Но в «Там внизу» он совершает прыжок через ров натурализма и достигает другой, если не более восхитительной, территории. Это было в 1891 году. Должен быть создан новый манифест — Гонкуры напечатали целую книгу. Символизм, а не натурализм, теперь является паролем. Гюисманс заявляет, что:
Необходимо сохранить правдивость документа, точность деталей, волокнистый и нервный язык Реализма, но столь же необходимо стать копателем колодцев души, а не пытаться объяснить то, что является таинственным, психическими болезнями... Необходимо, одним словом, следовать по великой колее, так глубоко прорытой Золя, но также необходимо проложить параллельный путь в воздухе, другую дорогу, по которой мы можем достичь Потустороннего, чтобы достичь таким образом Духовного натурализма.
И по причудливому, странному пути Дюрталь, вечный Дюрталь, стремился достичь духовности — духовности à rebours (наоборот), ибо именно через дьяволопоклонство и изучение печально известного Жиля де Рэ он пришел к своей цели. Мы также изучаем церковные колокола, инкубов, сатанизм, демонов, ведьм, святотатства самого raffiné (утонченного) толка; действительно, в книгу свалена огромная куча оккультного хлама, из-за чего она становится неперевариваемой. Дьявольские предания à la Жюль Дюбуа и другие современные маги представлены в изобилии. Эта порочная дама, в которую трудно поверить, мадам Шантелув, мелькает в различных главах. Ее окончательное исчезновение, как хочется надеяться, «вниз» — подобно чертям в пантомиме, — Дюрталь и читатель встречают со вздохом облегчения.
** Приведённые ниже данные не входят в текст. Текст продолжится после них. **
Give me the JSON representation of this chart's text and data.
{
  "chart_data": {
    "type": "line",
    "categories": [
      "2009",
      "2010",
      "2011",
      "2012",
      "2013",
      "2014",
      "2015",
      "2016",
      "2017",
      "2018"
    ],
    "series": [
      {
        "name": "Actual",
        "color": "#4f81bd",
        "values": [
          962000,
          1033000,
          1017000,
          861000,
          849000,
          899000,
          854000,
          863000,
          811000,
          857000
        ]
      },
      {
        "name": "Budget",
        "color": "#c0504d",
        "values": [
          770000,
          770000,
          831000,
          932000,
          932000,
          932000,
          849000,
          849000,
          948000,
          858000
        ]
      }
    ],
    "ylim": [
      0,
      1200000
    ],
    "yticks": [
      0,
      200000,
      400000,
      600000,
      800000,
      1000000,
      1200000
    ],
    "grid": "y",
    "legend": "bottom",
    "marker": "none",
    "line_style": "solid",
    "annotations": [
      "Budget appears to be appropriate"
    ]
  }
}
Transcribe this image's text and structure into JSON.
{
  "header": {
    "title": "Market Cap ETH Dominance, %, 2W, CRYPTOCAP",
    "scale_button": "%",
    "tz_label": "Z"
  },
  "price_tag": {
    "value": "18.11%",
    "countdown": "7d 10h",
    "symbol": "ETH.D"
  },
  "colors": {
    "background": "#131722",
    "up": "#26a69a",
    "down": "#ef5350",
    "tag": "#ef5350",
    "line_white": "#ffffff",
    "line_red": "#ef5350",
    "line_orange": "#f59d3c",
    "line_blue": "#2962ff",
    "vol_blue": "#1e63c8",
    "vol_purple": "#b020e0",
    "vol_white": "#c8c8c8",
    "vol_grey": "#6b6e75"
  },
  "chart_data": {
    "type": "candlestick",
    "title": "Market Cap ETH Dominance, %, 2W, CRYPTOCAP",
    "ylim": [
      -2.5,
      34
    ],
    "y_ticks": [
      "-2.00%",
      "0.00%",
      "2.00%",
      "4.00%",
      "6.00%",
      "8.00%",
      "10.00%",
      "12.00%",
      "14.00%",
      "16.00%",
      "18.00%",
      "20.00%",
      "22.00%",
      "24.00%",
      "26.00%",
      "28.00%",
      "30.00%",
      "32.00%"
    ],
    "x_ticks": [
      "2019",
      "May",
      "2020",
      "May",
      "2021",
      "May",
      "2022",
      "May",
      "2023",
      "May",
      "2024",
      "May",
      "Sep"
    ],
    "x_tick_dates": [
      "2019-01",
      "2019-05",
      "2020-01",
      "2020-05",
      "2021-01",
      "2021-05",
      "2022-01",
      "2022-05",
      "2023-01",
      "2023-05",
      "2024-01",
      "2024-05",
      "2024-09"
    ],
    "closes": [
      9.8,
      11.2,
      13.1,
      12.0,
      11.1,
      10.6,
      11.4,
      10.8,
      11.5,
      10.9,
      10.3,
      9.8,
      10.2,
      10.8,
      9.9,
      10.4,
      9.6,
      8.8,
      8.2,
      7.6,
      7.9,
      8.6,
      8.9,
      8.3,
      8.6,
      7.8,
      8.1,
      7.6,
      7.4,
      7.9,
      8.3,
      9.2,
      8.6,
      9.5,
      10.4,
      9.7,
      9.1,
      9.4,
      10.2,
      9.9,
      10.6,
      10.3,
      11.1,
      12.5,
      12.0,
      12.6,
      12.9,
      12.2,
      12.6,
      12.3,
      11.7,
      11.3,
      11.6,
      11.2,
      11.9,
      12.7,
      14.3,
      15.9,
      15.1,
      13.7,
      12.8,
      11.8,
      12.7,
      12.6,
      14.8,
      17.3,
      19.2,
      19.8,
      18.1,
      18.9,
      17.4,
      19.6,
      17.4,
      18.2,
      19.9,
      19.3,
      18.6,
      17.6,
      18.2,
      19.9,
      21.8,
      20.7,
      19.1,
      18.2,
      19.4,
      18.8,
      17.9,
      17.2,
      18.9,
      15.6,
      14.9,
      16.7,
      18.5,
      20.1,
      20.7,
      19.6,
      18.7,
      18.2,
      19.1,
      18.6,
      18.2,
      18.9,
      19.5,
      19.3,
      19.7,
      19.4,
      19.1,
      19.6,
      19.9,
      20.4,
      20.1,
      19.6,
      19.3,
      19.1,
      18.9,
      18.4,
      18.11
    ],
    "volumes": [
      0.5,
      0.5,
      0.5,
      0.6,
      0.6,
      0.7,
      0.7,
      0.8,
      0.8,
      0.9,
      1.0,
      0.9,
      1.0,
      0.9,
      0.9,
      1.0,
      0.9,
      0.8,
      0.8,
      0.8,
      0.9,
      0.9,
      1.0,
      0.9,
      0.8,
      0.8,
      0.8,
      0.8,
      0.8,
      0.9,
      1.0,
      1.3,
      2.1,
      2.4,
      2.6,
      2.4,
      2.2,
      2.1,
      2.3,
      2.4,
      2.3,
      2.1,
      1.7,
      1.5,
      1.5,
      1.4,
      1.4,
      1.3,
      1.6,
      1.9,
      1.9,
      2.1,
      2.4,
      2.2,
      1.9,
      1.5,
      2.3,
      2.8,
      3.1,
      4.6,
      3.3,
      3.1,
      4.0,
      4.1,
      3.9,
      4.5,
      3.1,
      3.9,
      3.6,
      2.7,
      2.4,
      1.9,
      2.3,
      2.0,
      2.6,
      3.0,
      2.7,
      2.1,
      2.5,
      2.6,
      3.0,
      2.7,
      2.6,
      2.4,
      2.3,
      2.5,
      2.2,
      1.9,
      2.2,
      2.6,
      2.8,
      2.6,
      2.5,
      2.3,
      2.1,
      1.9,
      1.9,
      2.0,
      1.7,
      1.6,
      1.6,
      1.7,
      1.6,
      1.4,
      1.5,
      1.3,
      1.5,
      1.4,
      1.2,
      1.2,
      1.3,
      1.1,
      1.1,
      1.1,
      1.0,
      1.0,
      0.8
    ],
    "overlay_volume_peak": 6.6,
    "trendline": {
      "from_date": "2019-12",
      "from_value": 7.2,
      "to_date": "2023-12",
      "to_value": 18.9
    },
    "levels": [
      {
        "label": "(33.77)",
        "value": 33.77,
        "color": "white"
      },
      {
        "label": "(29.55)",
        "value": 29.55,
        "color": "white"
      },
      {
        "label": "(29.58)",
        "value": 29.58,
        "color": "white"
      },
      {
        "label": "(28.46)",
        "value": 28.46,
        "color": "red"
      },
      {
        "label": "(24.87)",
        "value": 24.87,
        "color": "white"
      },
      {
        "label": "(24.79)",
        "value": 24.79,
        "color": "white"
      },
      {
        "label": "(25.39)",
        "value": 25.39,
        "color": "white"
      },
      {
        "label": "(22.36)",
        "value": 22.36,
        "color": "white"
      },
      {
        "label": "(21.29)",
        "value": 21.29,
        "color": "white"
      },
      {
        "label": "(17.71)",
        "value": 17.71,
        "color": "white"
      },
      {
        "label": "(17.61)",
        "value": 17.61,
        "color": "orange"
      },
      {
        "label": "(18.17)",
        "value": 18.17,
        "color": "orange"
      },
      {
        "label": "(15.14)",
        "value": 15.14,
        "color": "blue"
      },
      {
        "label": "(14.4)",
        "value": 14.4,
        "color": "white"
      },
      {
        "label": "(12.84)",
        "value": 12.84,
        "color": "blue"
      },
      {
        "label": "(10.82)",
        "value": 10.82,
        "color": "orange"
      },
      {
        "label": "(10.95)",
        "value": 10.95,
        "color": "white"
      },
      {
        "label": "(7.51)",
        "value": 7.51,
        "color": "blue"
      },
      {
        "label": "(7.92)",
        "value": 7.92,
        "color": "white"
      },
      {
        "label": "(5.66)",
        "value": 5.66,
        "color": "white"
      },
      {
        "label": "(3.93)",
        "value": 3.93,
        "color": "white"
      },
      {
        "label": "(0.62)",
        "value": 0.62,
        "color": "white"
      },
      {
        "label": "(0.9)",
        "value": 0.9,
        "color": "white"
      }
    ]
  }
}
Она, пожалуй, самый гнусный персонаж во французской литературе, и, как сказал бы Стендаль, ее единственное оправдание в том, что она никогда не существовала. Черная месса написана художником, искусным в обращении с мрачным и величественным.
«Там» (Là-Bas) оказался пророческим флюгером. «В пути» (En Route) 1895 года не удивил тех, кто изучал духовные метания Гюисманса. Узрите чудо! Он — верующий христианин. Мудро, что предшествующие причины были молчаливо опущены. «Я верю», — просто сказал Дюрталь. Особый интерес представляет его восхождение по лестнице к совершенству. Этот мучительный подвиг медленно совершается в «Соборе» (1898), «Облате» (1903) и «Лурде» (1906). И надо признаться, что чем благочестивее становился Гюисманс, тем меньше он был художником — как и следовало ожидать. Что значит его искусство для человека, которого не заботят дела мира сего? Он никогда не терял своей язвительности или способности к магической фразе, хотя его чувство меры постепенно исчезало. К счастью, он не приторен, как большинство писателей на религиозные темы. Фердинанд Брюнетьер жаловался, что Флобер был невыносимо эрудирован в своих трех коротких рассказах, — вторя тому, что Сент-Бёв говорил о «Саламбо» много лет назад. Что же он должен был подумать о том поразительном «Соборе» с его главами о символизме архитектуры, скульптуры, драгоценных камней, цветов (сэр Томас Браун и его квинкунксы были основательно вытеснены с поля), облачений, священных сосудов алтаря и множества таинственных вещей, иероглифов и темных литургических загадок? Там есть восхитительные страницы, хотя ни одна из них не столь торжественна и трогательна, как описание De profundis и Dies iræ в «В пути».
Студенту может оказаться полезным после прочтения «Собора» взять неоконченную повесть Уолтера Патера «Гастон де Латур» и прочесть содержащееся в ней описание Шартрского собора. Там есть страницы изысканно прочувствованной прозы, но Гюисманс видит больше и рассказывает о том, что видит, менее музыкальными, хотя и более лапидарными фразами.
Для любого, кроме охотника за странными душами, «Облат» — это мучение. Мадам Бавуа со своим notre ami (нашим другом) — болтливая обуза, хотя и достойное создание. Дюрталь вечно в унынии. Он много говорит о внутреннем мире, но производит впечатление человека, мучительно сидящего среди духовных терний. Возможно, он чувствовал, что после его Голгофы его ждут сладкозвучные пламена Чистилища. Мы не огорчаемся, когда он возвращается в Париж. Что касается книги о Лурде, она подобна открытой ране. От нее веет запахом операционной больницы. Нас назидает детская вера, с которой Гюисманс принимает сообщения об исцелениях, способных ошеломить самого ярого христианского ученого. Его «Святая Лидвина» — трудное чтение, написанное человеком, чей мистицизм был вопросом жесткого определения, вещью, которую нужно взвесить, прочувствовать и словесно доказать. Подобно Флемингу, он скорее гармонист, чем мелодист — и какие едкие гармонии, полифонические вариации и фугообразные полеты по ту сторону добра и зла.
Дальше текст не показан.